Why Is Everyone All Up In My Pants?
Posted by Brandhi on Wednesday Nov 5, 2008 Under Brandhi's TakeIt’s amazing how much we women get asked to report on what’s going on in our pants. For instance, if you’re child-free, inquiring minds always want to know… Why don’t you have any children yet? What are you waiting for? And… When are you going to get started? Then when you finally please the annoying masses it’s, Oh! You only have one child? Well, you gotta have another. Really, it’s enough to make a girl wanna curse someone out.
You know, I’ve been doing this child-rearing thing for more than a couple of years now. Three and a half, to be exact. At first, parenthood was daunting. The learning curve is steep. And the tests are all in real time. So the pressure is certainly on. Then eventually, with practice, I got used to being called mom and the hard stuff became easier.

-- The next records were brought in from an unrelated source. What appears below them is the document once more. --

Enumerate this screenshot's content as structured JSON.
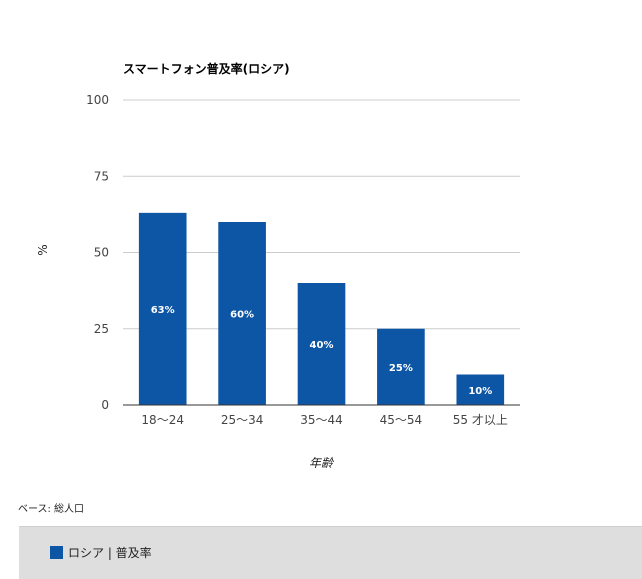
{
  "chart_data": {
    "type": "bar",
    "title": "スマートフォン普及率(ロシア)",
    "xlabel": "年齢",
    "ylabel": "%",
    "categories": [
      "18〜24",
      "25〜34",
      "35〜44",
      "45〜54",
      "55 才以上"
    ],
    "series": [
      {
        "name": "ロシア | 普及率",
        "values": [
          63,
          60,
          40,
          25,
          10
        ],
        "color": "#0d56a6"
      }
    ],
    "data_labels": [
      "63%",
      "60%",
      "40%",
      "25%",
      "10%"
    ],
    "ylim": [
      0,
      100
    ],
    "yticks": [
      0,
      25,
      50,
      75,
      100
    ],
    "grid": true,
    "legend_position": "bottom"
  },
  "note": "ベース: 総人口",
  "legend": {
    "label": "ロシア | 普及率",
    "color": "#0d56a6"
  }
}
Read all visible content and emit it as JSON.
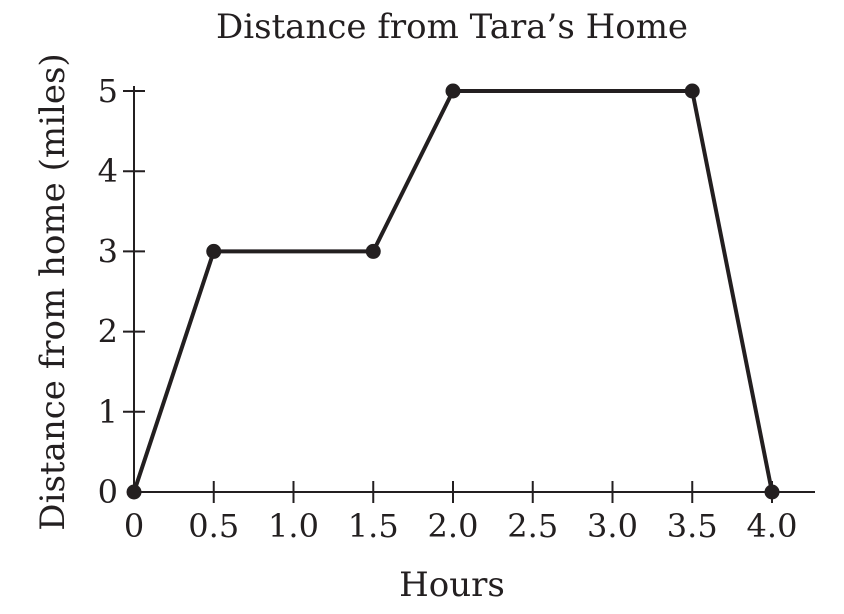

But not so easy that I would seriously consider having another kid.
If only the annoying inquiring minds could understand that I’ve got something important in my pants.
Yes, children are lovely and usually go together nicely when paired, but, for me, having another one would be like taking a turn off of this familiar, single-lane road that I have paved…onto a busy, double-lane highway. There’s more traffic and road rage–and less time for me to pull the lip gloss out of my pants pocket and apply it without compromising my whole look or getting in a wreck.